No,no... it's not... I'm just being rude to the ten-masters.
Ward Trotter

Trad climber
Jun 19, 2013 - 09:51am PT
In some of the protracted discussions about the recent generations I introduced an observation having to do with what I recognized as the dual or bifurcated nature of every other generation in the most recent cross- saeculum grouping
Silient- short
Boomer- long
Millennial- long

The " shorts" seemed more monolithic , and less bifurcated. The "longs" seemed to contain two distinct groupings.
Again , without getting in a long discussion supporting my claims, I only bring this point up because there seemed to be a natural curiosity about Millennials recently expressed on this thread.

Millennials represent two distinct groupings: those born in the 1980s and those born in the 1990s.
Among the many differences betwixt the two I've always considered the analog/digital divide to be perhaps the more significant distinction from an educational , and cultural vantage point.

1980s Millennials were the last of the analog peoples.
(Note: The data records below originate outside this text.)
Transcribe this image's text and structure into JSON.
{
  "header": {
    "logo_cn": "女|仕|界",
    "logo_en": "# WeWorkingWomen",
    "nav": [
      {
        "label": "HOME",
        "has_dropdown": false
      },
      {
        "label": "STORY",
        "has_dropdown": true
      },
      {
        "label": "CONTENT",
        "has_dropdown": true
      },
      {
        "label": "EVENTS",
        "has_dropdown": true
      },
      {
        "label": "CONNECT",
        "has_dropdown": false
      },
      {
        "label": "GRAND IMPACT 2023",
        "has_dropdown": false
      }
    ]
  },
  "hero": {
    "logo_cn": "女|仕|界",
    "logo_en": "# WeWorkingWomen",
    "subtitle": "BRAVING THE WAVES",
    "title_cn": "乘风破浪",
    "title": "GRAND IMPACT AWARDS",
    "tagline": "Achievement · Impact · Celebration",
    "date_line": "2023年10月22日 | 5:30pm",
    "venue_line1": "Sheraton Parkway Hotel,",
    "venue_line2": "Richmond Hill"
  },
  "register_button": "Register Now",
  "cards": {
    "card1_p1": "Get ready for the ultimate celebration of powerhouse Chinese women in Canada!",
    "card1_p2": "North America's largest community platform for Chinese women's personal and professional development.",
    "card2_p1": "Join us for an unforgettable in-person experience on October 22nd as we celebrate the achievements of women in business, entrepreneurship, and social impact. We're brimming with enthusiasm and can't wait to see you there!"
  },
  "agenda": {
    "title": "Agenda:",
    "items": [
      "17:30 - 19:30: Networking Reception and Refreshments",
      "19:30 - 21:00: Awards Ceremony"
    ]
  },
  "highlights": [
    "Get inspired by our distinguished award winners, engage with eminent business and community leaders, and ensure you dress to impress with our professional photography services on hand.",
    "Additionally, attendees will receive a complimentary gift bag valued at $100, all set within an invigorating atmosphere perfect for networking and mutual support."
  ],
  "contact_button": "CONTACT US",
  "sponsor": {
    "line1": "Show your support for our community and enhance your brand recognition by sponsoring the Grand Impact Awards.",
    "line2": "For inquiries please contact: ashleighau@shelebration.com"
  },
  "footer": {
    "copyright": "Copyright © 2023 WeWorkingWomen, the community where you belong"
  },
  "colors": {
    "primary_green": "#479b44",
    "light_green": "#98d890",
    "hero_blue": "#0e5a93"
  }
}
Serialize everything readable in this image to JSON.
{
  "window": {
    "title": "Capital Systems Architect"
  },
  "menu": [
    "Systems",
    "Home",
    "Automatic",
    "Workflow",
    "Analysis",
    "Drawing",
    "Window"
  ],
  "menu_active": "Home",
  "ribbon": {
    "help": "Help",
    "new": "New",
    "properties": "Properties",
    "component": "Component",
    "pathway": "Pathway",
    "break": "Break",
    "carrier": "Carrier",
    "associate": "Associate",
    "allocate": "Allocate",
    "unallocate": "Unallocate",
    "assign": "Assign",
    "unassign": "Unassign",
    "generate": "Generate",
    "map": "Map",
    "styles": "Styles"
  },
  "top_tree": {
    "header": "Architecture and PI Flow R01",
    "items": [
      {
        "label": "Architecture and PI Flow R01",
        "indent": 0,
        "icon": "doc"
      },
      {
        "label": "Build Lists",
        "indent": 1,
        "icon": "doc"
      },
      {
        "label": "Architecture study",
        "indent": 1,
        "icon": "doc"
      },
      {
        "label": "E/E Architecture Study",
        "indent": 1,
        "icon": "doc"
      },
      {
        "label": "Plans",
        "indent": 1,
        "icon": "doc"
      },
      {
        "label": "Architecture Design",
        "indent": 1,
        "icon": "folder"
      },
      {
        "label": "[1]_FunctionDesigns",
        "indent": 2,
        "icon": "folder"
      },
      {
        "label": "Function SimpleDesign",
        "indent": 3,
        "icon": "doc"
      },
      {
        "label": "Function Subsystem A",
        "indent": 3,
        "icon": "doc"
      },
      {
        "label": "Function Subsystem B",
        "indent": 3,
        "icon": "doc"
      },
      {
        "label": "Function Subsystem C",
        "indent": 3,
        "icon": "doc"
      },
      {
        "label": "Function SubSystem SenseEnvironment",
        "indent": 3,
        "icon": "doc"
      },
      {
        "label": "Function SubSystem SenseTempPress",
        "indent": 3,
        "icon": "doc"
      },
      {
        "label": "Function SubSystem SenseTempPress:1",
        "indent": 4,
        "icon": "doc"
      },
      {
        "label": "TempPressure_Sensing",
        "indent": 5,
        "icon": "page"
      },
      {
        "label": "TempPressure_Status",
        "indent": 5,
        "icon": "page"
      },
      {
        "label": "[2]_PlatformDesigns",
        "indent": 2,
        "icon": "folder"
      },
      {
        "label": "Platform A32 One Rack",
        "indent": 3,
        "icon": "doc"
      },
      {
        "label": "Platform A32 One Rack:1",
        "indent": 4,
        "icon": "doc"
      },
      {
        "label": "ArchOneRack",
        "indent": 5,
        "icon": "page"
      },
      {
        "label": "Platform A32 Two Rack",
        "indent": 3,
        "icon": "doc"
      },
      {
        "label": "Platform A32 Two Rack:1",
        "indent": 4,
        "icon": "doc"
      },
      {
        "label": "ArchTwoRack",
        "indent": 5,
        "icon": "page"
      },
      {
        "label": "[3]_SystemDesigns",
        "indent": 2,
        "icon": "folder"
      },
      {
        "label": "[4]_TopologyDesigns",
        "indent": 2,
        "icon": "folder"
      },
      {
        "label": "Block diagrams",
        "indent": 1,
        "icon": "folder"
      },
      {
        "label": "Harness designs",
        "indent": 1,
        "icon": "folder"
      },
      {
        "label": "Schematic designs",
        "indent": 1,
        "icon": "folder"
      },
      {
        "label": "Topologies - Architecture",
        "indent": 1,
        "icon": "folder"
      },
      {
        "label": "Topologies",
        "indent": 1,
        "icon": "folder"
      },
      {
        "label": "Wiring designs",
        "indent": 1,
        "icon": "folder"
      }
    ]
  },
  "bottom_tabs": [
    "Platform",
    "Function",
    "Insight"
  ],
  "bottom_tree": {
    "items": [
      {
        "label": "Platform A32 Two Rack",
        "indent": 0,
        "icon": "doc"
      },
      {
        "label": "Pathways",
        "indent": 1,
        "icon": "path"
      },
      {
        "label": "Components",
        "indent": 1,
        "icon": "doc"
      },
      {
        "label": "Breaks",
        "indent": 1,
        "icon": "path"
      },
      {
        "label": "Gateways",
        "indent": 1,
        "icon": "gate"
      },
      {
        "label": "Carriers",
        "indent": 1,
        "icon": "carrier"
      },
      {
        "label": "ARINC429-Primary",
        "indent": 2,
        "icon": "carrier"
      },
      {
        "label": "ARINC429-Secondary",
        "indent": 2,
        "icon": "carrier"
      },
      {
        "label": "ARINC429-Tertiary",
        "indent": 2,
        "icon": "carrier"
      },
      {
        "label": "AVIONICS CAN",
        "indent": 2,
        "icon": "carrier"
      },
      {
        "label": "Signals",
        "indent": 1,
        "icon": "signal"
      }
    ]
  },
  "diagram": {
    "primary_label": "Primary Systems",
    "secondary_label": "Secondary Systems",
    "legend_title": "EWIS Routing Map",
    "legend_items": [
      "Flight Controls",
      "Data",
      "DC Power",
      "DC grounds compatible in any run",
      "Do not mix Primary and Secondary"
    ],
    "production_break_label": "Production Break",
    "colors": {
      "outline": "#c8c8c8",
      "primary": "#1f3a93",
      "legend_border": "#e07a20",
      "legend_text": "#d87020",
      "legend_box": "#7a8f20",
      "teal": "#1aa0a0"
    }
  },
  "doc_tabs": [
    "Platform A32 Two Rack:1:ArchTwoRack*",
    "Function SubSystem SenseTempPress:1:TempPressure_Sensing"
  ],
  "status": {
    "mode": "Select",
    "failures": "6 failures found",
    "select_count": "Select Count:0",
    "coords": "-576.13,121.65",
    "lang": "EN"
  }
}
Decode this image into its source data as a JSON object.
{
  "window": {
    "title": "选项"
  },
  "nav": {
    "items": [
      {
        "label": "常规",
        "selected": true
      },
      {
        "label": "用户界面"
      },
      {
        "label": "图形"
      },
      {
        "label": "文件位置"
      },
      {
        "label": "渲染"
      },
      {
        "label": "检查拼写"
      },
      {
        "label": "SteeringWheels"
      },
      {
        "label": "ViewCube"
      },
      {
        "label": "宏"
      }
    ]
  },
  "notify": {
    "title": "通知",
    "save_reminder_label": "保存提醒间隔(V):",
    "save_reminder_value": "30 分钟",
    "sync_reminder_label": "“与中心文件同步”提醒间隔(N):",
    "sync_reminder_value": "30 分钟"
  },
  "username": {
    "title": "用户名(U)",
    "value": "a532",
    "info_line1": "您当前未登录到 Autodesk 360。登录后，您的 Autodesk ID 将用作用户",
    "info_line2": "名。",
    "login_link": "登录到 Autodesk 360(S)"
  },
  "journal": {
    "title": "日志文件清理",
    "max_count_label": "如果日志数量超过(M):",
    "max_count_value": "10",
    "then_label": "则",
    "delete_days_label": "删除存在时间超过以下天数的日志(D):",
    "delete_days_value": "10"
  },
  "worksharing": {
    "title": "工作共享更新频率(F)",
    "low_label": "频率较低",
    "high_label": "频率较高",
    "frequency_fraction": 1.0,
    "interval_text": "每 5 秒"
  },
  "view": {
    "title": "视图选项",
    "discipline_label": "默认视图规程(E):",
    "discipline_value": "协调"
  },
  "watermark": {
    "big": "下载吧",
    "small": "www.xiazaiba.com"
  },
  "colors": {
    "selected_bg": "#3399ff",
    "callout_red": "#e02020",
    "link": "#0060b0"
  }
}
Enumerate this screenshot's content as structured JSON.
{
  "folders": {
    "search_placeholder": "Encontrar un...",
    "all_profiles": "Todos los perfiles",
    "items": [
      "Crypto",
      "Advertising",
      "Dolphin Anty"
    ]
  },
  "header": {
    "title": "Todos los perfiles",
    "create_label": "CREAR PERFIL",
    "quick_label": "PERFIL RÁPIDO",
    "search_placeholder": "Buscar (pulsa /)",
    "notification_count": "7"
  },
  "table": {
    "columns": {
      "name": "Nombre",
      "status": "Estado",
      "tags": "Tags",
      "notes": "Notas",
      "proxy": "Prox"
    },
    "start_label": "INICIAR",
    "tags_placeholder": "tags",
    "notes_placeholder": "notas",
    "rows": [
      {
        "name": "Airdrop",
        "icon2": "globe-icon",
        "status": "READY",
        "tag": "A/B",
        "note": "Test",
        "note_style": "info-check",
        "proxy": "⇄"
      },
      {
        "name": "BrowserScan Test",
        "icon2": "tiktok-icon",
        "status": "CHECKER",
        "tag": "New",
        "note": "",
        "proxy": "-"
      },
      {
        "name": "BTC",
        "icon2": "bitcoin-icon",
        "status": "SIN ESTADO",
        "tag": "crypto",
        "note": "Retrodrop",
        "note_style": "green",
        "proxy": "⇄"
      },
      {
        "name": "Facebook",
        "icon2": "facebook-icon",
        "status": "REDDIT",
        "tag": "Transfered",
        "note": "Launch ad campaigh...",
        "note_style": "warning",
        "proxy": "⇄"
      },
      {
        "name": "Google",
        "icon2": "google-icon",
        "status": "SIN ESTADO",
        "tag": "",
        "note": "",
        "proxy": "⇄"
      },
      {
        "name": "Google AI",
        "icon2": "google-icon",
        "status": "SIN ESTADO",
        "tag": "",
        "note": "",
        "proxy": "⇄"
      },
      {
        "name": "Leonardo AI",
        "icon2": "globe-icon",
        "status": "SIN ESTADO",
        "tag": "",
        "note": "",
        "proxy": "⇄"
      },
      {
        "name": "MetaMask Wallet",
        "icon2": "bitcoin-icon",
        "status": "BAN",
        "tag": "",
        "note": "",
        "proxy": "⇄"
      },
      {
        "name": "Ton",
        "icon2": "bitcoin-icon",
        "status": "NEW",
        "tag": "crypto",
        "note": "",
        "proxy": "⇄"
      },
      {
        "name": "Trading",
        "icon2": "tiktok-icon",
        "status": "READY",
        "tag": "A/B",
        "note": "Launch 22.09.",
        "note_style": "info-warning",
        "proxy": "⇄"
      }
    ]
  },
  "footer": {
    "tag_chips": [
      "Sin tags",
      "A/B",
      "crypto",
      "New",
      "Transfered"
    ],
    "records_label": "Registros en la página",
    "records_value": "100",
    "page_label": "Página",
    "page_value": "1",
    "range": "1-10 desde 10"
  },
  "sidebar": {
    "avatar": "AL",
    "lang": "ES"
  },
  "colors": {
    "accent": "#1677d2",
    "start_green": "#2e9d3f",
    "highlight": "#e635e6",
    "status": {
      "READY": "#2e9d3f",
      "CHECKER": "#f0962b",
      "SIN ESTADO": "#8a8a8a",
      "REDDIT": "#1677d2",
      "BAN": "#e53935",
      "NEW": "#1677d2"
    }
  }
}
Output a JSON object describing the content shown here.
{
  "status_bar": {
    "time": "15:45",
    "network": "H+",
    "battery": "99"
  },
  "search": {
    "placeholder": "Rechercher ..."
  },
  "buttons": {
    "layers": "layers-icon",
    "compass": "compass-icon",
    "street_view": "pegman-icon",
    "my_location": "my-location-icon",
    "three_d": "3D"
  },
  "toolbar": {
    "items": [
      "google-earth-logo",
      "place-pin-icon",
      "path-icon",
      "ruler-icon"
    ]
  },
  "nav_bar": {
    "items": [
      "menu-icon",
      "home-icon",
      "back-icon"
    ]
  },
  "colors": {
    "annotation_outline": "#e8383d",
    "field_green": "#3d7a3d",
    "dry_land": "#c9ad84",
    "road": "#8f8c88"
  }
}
Their earliest childhood experience in mass media were shaped by the retreating vanguard of analog technology . They grew up singing songs in grade school to the teacher's rather cutting-edge cassette tape deck.
Again, it is not my intention to delve into an overly- long invocation of McCluhanesque explanations to suggest why this might be important .
The 80s Millennials are now in their twenties and they have had to reassert their analog acoustic strumming sensibilities partly as a reaction to the strictly digital ear of their slightly younger brothers and sisters.

1990s Millennials are the first digital generation. The first CD, and now hard drive download peoples. The first Internet sub-cohort.
They are now mostly teens and very early twenties.
Their sensibilities and sense ratios have been thoroughly shaped visually and auditorily by digital technology.

High Fructose Corn Spirit

Gym climber
Potemkin Village
Jun 19, 2013 - 10:22am PT
Egypt has invented a time machine!

Unfortunately the dial is stuck on the 14th century.


You all know Ryan Reynolds...
"Religion poisons everything good in this world."

This meme seems to be spreading.

In the long view, I think what's emerging in ever stronger numbers is some kind of new-age metaphorical theism or new-age mythical theism minus "religion" or religious institution to serve as counterpoint to the traditional forms.


re: blue pill versus red pill (as religious and anti-religious symbols)


Regarding "free will," what's your pleasure... blue or red?

Mountain climber
Okinawa, Japan
Jun 19, 2013 - 12:29pm PT
Every time humans change their subsistence levels dramatically, all the previous institutions change or modify radically. The outlooks and institutions of the hunter gatherers, pastoralists, horticulturalists, agriculturalists and industrialists are all quite different. It makes sense that the digitized information age would evolve different systems as well. The most difficult periods are the transitions inbetween when the old order is crumbling and the new one can not yet be seen.